Zunächst soll angemerkt werden, dass Russland nach der Beendigung dieser Operation die Möglichkeit erhalten wird, auszuwählen, wo es die freigesetzten Kräfte einsetzt. Wie diese Möglichkeiten genutzt werden, weiß nur Russlands Verteidigungsministerium, doch Handlungsoptionen in diesem Raum gibt es genügend: von einer Offensive entlang des linken Ufers des Sewerski Donez mit anschließender Umgehung des Flusses und Vormarsch in Richtung Tschugujew bis zu einem Angriff in die Flanke der verbleibenden ukrainischen Verbände bei Kupjansk.
Zweitens beeinträchtigt der Kessel nicht nur diesen Frontabschnitt, sondern auch die benachbarten. Um die Lage zu stabilisieren, wird das ukrainische Militär voraussichtlich Bataillone oder ganze Brigaden aus der operativen Reserve hierher verlegen. Sollte das eintreten, werden die eingesetzten Verbände in Dobropolje, Druschkowka, Kramatorsk, am Frontabschnitt Saporoschje oder bei einer beliebigen Krise, die das ukrainische Militär wegen des russischen Vormarsches regelmäßig erleidet, fehlen. Die Möglichkeiten der Ukraine sind in dieser Hinsicht nicht unbegrenzt, weil vor allem die Reserven selbst beschränkt sind. Je mehr solcher Krisen gleichzeitig entstehen, desto schwieriger wird es, einen großen freien Verband zu erhalten, der an Krisenabschnitte verlegt werden könnte.

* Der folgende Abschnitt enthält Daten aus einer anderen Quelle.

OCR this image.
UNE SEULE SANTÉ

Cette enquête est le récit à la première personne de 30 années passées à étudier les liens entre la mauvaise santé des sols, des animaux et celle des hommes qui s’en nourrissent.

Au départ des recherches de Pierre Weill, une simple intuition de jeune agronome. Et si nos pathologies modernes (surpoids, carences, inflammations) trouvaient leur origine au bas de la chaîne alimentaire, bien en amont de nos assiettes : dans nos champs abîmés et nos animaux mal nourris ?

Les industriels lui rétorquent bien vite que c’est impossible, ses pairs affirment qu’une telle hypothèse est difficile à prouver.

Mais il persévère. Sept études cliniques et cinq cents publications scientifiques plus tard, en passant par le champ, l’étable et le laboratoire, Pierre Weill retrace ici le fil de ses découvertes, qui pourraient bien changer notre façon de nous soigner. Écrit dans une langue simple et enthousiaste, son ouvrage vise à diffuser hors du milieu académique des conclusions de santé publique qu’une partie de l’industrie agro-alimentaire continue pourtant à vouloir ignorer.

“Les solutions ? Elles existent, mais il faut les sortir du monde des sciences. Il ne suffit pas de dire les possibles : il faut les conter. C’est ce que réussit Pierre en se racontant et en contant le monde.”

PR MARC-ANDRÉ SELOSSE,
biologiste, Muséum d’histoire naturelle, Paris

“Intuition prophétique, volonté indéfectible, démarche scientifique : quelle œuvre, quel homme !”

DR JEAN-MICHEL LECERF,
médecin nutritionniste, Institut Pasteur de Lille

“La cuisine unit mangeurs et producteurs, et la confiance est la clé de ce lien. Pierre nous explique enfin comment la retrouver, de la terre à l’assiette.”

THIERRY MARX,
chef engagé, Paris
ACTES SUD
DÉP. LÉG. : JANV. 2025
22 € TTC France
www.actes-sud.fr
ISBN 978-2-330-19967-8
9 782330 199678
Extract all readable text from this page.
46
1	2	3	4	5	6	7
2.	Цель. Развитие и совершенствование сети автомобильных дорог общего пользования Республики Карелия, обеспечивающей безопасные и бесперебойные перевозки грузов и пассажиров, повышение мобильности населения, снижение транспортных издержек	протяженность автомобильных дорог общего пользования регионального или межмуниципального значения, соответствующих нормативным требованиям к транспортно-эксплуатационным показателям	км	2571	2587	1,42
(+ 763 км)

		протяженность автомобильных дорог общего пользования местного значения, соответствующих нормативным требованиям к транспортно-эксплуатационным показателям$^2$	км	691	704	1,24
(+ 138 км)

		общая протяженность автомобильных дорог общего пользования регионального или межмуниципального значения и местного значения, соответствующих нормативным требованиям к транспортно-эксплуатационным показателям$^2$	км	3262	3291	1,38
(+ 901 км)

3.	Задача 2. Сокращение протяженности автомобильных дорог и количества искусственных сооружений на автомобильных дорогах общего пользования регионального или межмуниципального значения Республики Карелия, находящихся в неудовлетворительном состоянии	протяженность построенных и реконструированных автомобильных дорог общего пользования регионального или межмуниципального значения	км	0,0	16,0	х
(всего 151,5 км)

Das US-Militär, an dessen Doktrin sich das ukrainische Militär seit Jüngstem orientiert, verwendet den Begriff „piecemeal commitment“. Dies bedeutet, dass Verbände schrittweise gleich bei ihrem Erscheinen eingesetzt werden, statt abzuwarten, wann es gelingt, einen größeren Verband zusammenzustellen. Für das ukrainische Militär ist dies im Hinblick auf den existierenden Kessel und die faktische Entstehung einer neuen Frontlinie insofern gefährlich, als die Reserven bei fehlender Möglichkeit eines größeren Gegenangriffs in kleinen Portionen eingesetzt werden könnten – quasi „ein Teelöffel pro Tag“. Das Ergebnis eines solchen Einsatzes ist voraussehbar, denn es bleibt zwar die Zeit, um den Aufmerksamkeitsfokus zu verlegen, doch es wird schwierig sein, die Lage zu wenden.

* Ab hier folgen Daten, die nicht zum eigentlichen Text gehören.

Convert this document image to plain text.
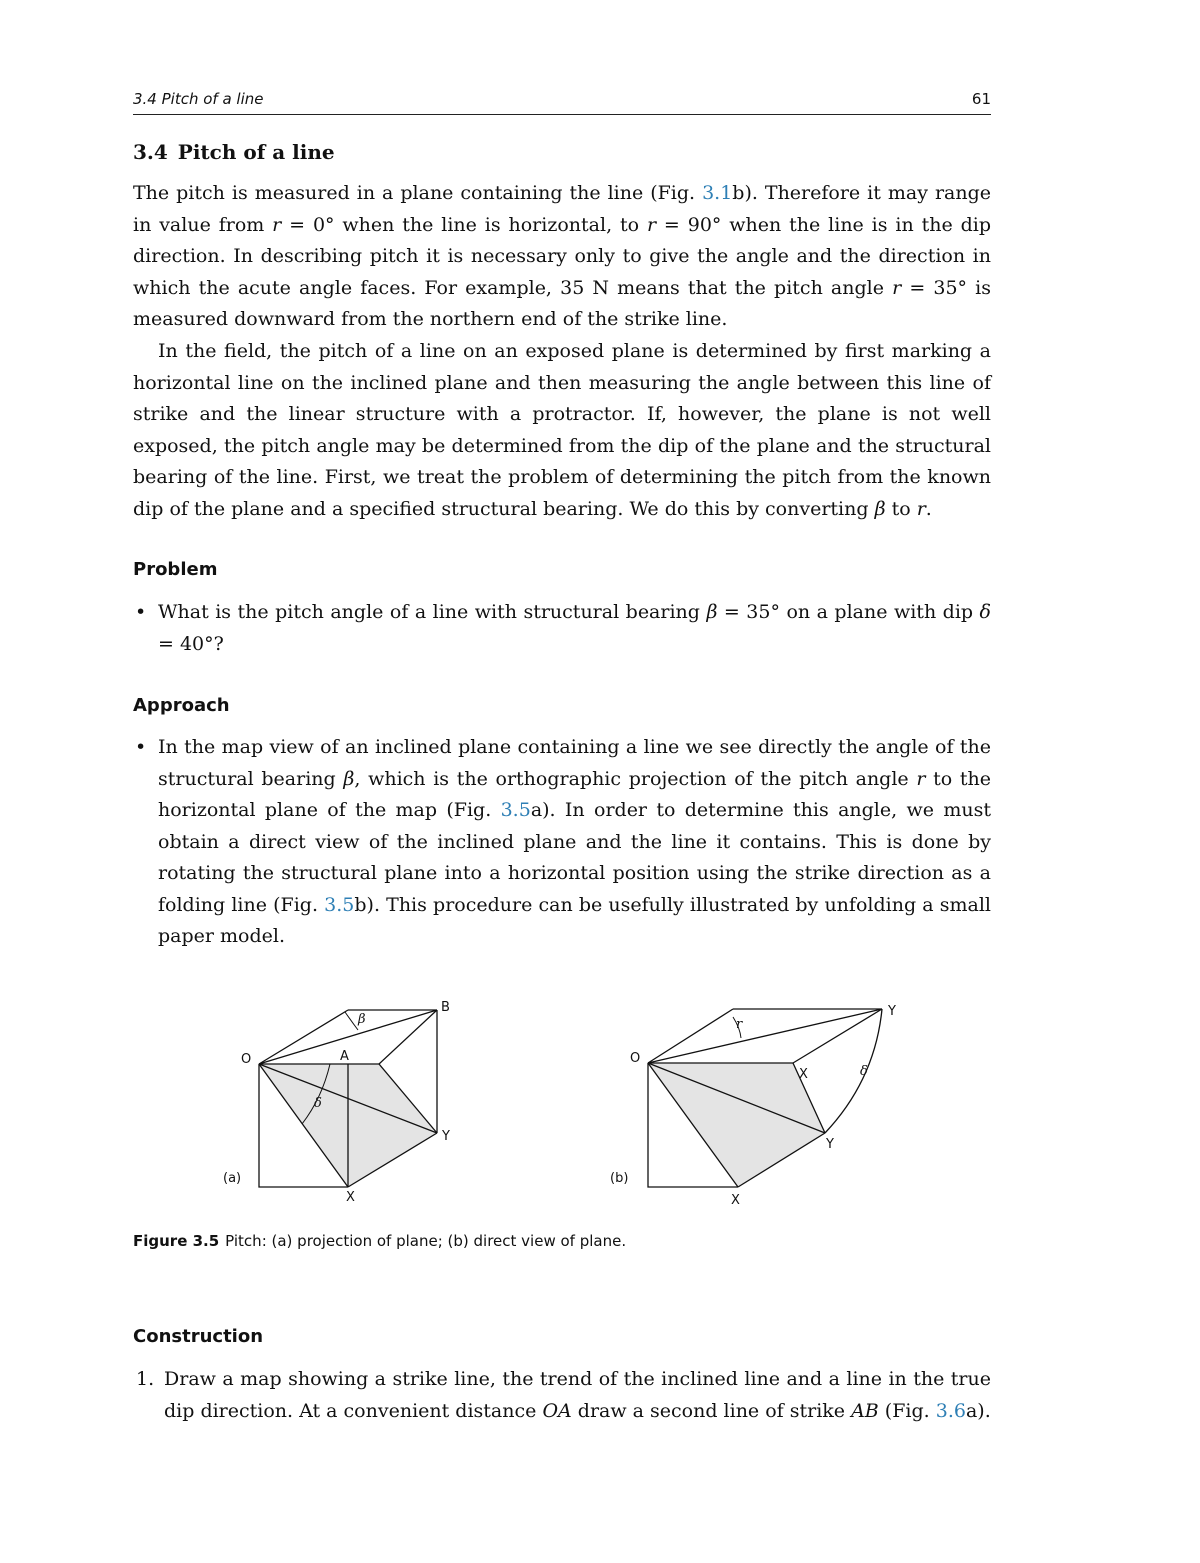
3.4 Pitch of a line	61
3.4 Pitch of a line

The pitch is measured in a plane containing the line (Fig. 3.1b). Therefore it may range in value from r = 0° when the line is horizontal, to r = 90° when the line is in the dip direction. In describing pitch it is necessary only to give the angle and the direction in which the acute angle faces. For example, 35 N means that the pitch angle r = 35° is measured downward from the northern end of the strike line.

In the field, the pitch of a line on an exposed plane is determined by first marking a horizontal line on the inclined plane and then measuring the angle between this line of strike and the linear structure with a protractor. If, however, the plane is not well exposed, the pitch angle may be determined from the dip of the plane and the structural bearing of the line. First, we treat the problem of determining the pitch from the known dip of the plane and a specified structural bearing. We do this by converting β to r.

Problem
• What is the pitch angle of a line with structural bearing β = 35° on a plane with dip δ = 40°?

Approach
• In the map view of an inclined plane containing a line we see directly the angle of the structural bearing β, which is the orthographic projection of the pitch angle r to the horizontal plane of the map (Fig. 3.5a). In order to determine this angle, we must obtain a direct view of the inclined plane and the line it contains. This is done by rotating the structural plane into a horizontal position using the strike direction as a folding line (Fig. 3.5b). This procedure can be usefully illustrated by unfolding a small paper model.

Figure 3.5 Pitch: (a) projection of plane; (b) direct view of plane.
Construction
1. Draw a map showing a strike line, the trend of the inclined line and a line in the true dip direction. At a convenient distance OA draw a second line of strike AB (Fig. 3.6a).

β
δ
O	A
B
Y
X
(a)
r
δ
O
X
Y
Y
X
(b)
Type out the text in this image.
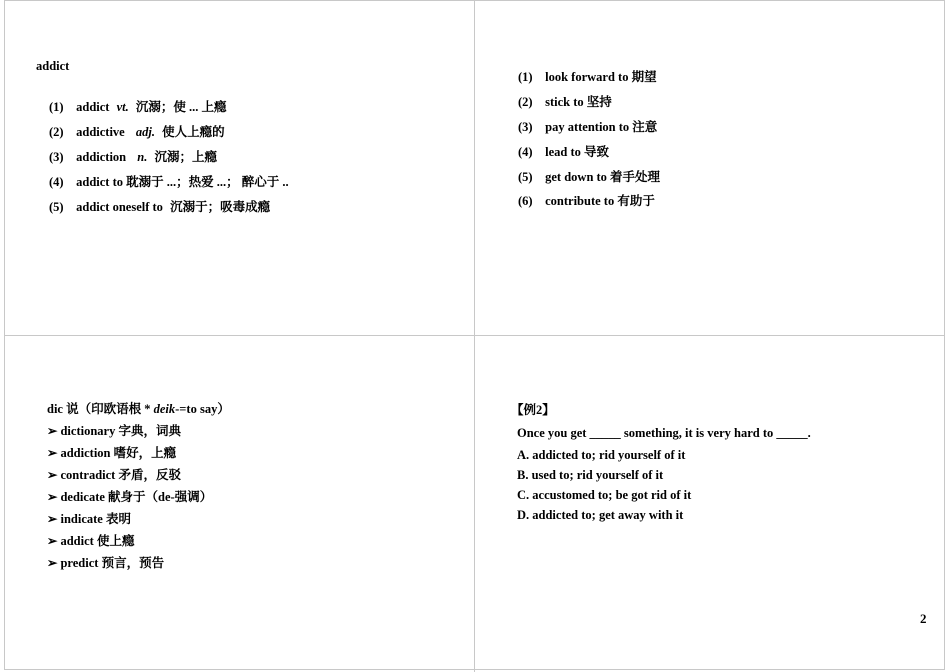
addict
(1) addict vt. 沉溺；使 ... 上瘾
(2) addictive adj. 使人上瘾的
(3) addiction n. 沉溺；上瘾
(4) addict to 耽溺于 ...；热爱 ...； 醉心于 ..
(5) addict oneself to 沉溺于；吸毒成瘾
(1) look forward to 期望
(2) stick to 坚持
(3) pay attention to 注意
(4) lead to 导致
(5) get down to 着手处理
(6) contribute to 有助于
dic 说（印欧语根 * deik-=to say）
➢ dictionary 字典，词典
➢ addiction 嗜好，上瘾
➢ contradict 矛盾，反驳
➢ dedicate 献身于（de-强调）
➢ indicate 表明
➢ addict 使上瘾
➢ predict 预言，预告
【例2】
Once you get _____ something, it is very hard to _____.
A. addicted to; rid yourself of it
B. used to; rid yourself of it
C. accustomed to; be got rid of it
D. addicted to; get away with it
2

Wichtig ist auch der Informationseffekt. In gewisser Hinsicht kann er das Verhalten des ukrainischen Kommandos viel stärker als die eigentliche Operation beeinflussen. Sollte die Einkesselung tatsächlich zu Ende geführt werden und sich die Versuche, den Frontabschnitt zu stabilisieren, als ergebnislos erweisen, so wird dies ein Signal für andere ukrainische Verbände sein. Wenn eingekesselte Truppen verlassen und abgeschrieben werden, bewerten die Kommandeure Befehle, ihre Stellungen zu halten, zunehmend anders. Die Schwelle, nach der der Fluchtwunsch vor dem offiziellen Rückzugsbefehl aufkommt, ist niedriger.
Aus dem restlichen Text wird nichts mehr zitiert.